Copyright © 2013 Strategic Management Services, LLC.  Published with permission.

Medtronic Petitions Supreme Court Concerning Preemption and Adverse Event Reports

Medtronic, Inc., has petitioned the U.S. Supreme Court to review a decision from the Ninth Circuit Court of Appeals concerning whether the Medical Device Amendments (MDA) to the Food, Drug and Cosmetic Act (FDCA) preempt a state-law claim alleging that Medtronic violated a duty under federal law to report adverse-event information.

Background

In 2000, Richard Stengel had a SynchroMed EL Pump and Catheter, manufactured by Medtronic, surgically implanted into his abdomen to deliver pain relief medication directly into his spine. In 2005, after a hospitalization, he was diagnosed with ascending paralysis of his lower body, caused by the catheter, and a neurosurgeon removed the catheter. Stengel remained paralyzed after the surgery. In 2006, the FDA inspected a Medtronic facility and discovered that Medtronic was aware of the risks associated with the pump and catheter, and had known about them prior to Stengel’s paralysis. The FDA issued a warning letter to Medtronic, stating that Medtronic had misbranded the device by concealing known risks. Medtronic recalled the device in the spring of 2008, three years after Stengel’s paralysis.
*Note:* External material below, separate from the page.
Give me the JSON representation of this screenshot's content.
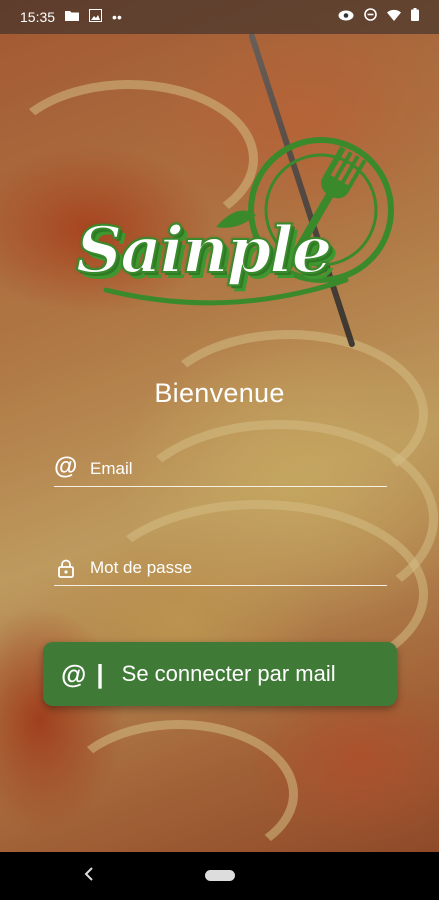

The Stengels claimed that Medtronic was negligent under Arizona law because it allegedly failed to provide the FDA with information about adverse events involving the pump and catheter. The Ninth Circuit held that the state-law claim was not impliedly or expressly preempted by the MDA. Further, the court held that the general duty of care under Arizona common law incorporated a requirement to furnish adverse-event information to the FDA. (Stengel v Medtronic Incorporated, 704 F.3d 1224, January 10, 2013).

Petition for Certiorari

The Medtronic petition to the Supreme Court notes that courts of appeal have been divided regarding the applicability of both implied and express preemption under the MDA to state-law claims based on alleged violations of duties imposed by federal law. Regarding whether the MDA impliedly preempts state-law claims, the Ninth Circuit in this case and the Fifth Circuit in Hughes v Boston Scientific Corp., 632 F.3d 762 (2011) have said “no”; while the Sixth and Eighth Circuits have said “yes.” (See In re Medtronic, Inc., Sprint Fidelis Leads Prods. Liab. Litig (623 F.3d 1200, 1205-06 (8th Cir 2010); and Cupek v Medtronic, 405 F.3d 421, 423-24 (6th Cir. 2005)).
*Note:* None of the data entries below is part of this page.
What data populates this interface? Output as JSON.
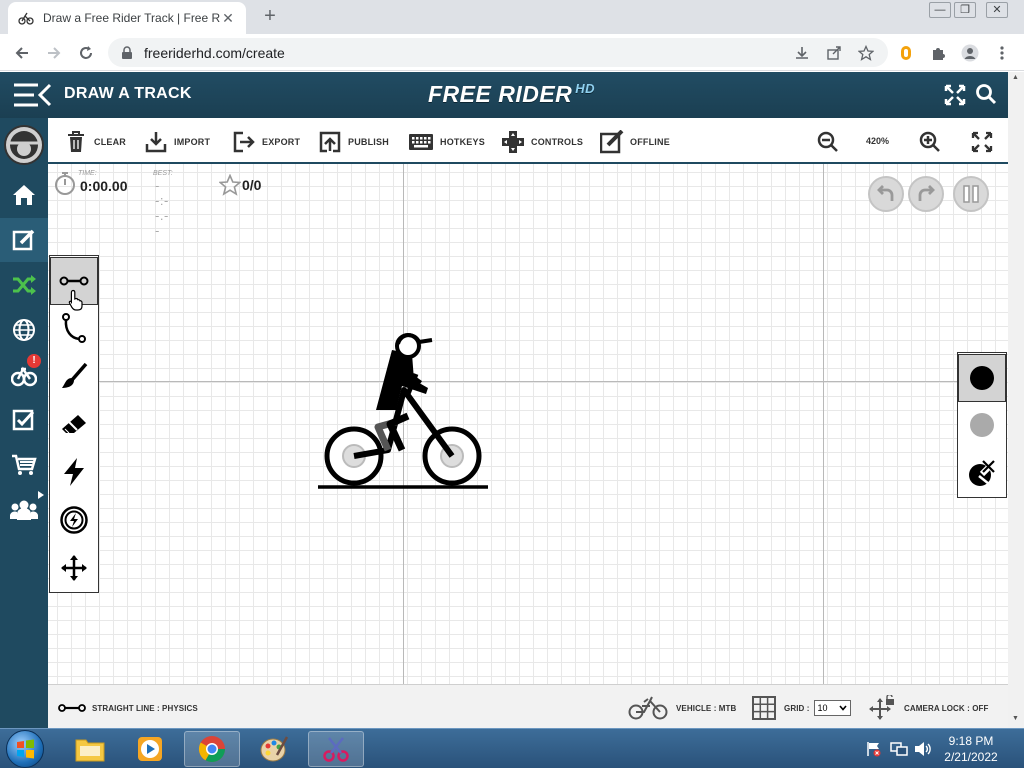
{
  "browser": {
    "tab_title": "Draw a Free Rider Track | Free Rid",
    "tab_close": "✕",
    "new_tab": "+",
    "url": "freeriderhd.com/create",
    "window_buttons": [
      "—",
      "❐",
      "✕"
    ]
  },
  "header": {
    "page_title": "DRAW A TRACK",
    "logo_text": "FREE RIDER",
    "logo_hd": "HD"
  },
  "leftnav": {
    "items": [
      "home-icon",
      "editor-icon",
      "random-icon",
      "globe-icon",
      "achievements-icon",
      "checklist-icon",
      "shop-icon",
      "friends-icon"
    ],
    "active": "editor-icon",
    "badge": "!"
  },
  "toolbar": {
    "clear": "CLEAR",
    "import": "IMPORT",
    "export": "EXPORT",
    "publish": "PUBLISH",
    "hotkeys": "HOTKEYS",
    "controls": "CONTROLS",
    "offline": "OFFLINE",
    "zoom": "420%"
  },
  "hud": {
    "time_label": "TIME:",
    "time": "0:00.00",
    "best_label": "BEST:",
    "best": "--:--.--",
    "stars": "0/0"
  },
  "tools": [
    "straight-line-tool",
    "curve-tool",
    "brush-tool",
    "eraser-tool",
    "powerup-tool",
    "vehicle-powerup-tool",
    "camera-move-tool"
  ],
  "active_tool": "straight-line-tool",
  "line_types": [
    "physics-line",
    "scenery-line",
    "erase-line-type"
  ],
  "active_line_type": "physics-line",
  "colors": {
    "header": "#1f4a60",
    "physics_line": "#000000",
    "scenery_line": "#aaaaaa"
  },
  "status": {
    "tool_label": "STRAIGHT LINE : PHYSICS",
    "vehicle_label": "VEHICLE : MTB",
    "grid_label": "GRID :",
    "grid_value": "10",
    "camera_label": "CAMERA LOCK : OFF"
  },
  "taskbar": {
    "time": "9:18 PM",
    "date": "2/21/2022"
  }
}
The circuit courts are also split on whether the MDA expressly preempts state-law claims alleging a violation of a generalized, rather than a device-specific, federal requirement. In Riegel v Medtronic, Inc. (552 U.S. 312 (2008)), the U.S. Supreme Court held that 21 U.S.C. sec. 360k expressly preempts state common-law claims regarding medical devices that have received premarket approval, unless those claims are based on state-law duties that are parallel to—and thus do not impose requirements different from, or in addition to—federal requirements. In the wake of Riegel, two circuits have held that this parallel duty exception is not applicable where a state-law duty is alleged to be parallel to a generalized federal duty that applies to all medical devices; four circuits have held the contrary position.

The petition further notes that the Ninth Circuit’s decision “would effectively eviscerate” the U.S. Supreme Court’s earlier decisions in Riegel and Buckman Co. v Plaintiffs’ Legal Comm. (531 U.S. 341 (2001)). “A claim concerning a device that has received pre-market approval can avoid preemption only if it is based on a state-law duty that is both (1) independent of (Buckman), and (2) parallel to (Riegel), a duty imposed by federal law,” according to the petition.

The petition concluded that this case is an “ideal vehicle for addressing a recurring question of exceptional importance to device manufacturers and the public health.”